Eu coloquei para você exemplos. Quando é alguém de família tradicional que fala, ficam com mais medo de mexer. Eu lembro que estava assistindo ao filme Eles não usam black-tie [dirigido por Leon Hirszman, baseado na peça de Gianfrancesco Guarnieri], os caras estão reunidos e o cara fala fazendo aquele movimento: “o negrão, o negrão”, e o cara, “pá!” [imita o som de um tiro, com a mão imitando um revólver], entendeu? É um pouco isso. Quem calça o sapato sabe onde aperta, quem mora em casa sabe onde chove, minha avó já falava isso pra nós.

Como você avalia o governo Flávio Dino?
O que chega para nós lá em São Paulo é que nas pesquisas ele é o governador número um. A gente vem aqui pra ver, eu torço pra que isso cresça. O que ele precisar de minha ajuda, ele terá. A primeira questão é o Maranhão em si, nosso estado, nosso povo. Que Deus abençoe a gestão dele, eu torço para que a gente continue levando o Maranhão em frente.

Projetos de novos discos?
40 anos de carreira. Muitas vezes a gente faz aniversário na segunda e comemora no sábado, então tem um pouco isso. Os 40 anos de carreira eu já fiz, mas muitas vezes é preciso lidar mais com sentimento que com números. Eu fecho o ciclo de outra forma. Ainda não está definido o repertório, mas já estou trabalhando com alguns parceiros.

E o Cupuaçu?
A gente acabou de recopiar os dois cds [Toadas de bumba meu boi e Todo canto dança], estamos vendendo, e nos preparando, organizando para fazer um outro trabalho. Mas isso não é pra agora.

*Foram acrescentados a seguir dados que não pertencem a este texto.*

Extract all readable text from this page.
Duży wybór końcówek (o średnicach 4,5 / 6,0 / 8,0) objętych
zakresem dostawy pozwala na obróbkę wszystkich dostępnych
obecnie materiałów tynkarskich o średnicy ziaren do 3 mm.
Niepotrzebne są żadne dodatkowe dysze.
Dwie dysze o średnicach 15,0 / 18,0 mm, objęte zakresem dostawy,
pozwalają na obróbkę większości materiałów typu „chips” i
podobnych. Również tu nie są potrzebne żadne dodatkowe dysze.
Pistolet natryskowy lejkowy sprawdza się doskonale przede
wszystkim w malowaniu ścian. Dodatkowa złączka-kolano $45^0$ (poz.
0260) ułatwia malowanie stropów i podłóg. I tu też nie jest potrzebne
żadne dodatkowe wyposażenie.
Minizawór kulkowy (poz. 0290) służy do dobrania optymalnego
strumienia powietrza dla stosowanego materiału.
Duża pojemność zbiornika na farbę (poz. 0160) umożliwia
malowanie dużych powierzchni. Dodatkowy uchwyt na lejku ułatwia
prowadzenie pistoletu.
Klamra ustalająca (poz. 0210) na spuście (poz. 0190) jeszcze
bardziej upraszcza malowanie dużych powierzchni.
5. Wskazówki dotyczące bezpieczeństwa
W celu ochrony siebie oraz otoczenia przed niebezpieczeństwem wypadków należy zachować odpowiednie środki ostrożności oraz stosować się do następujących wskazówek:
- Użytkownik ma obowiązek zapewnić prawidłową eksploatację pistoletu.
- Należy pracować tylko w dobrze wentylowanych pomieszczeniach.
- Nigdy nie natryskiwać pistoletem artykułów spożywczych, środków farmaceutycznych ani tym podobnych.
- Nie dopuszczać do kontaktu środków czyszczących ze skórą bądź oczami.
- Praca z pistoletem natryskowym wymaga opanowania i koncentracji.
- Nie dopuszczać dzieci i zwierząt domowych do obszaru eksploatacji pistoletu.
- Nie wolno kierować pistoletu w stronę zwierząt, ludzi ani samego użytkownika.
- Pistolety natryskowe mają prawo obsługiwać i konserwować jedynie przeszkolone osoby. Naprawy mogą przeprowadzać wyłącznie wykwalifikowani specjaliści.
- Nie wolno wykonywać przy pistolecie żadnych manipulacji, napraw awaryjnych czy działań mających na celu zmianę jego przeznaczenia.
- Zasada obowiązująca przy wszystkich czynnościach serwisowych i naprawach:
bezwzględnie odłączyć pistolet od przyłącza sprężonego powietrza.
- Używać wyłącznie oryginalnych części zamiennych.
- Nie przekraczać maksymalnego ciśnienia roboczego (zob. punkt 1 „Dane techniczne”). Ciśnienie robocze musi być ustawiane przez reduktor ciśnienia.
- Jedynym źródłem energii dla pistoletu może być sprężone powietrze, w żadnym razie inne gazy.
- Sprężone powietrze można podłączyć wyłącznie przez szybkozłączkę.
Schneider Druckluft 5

O Criolina [Alê Muniz e Luciana Simões] usou A mulher mais bonita do mundo [música de Tião Carvalho] como incidental em A menina do salão [faixa de Radiola em transe]. O que você achou?
Muito bom! Adoro eles. Fiz o carnaval com eles, vi começarem, são meus parceiros há muito tempo, tenho o maior carinho e respeito por eles.

[publicada originalmente no JP Turismo, Jornal Pequeno, hoje]

3 respostas para “Um homem plural”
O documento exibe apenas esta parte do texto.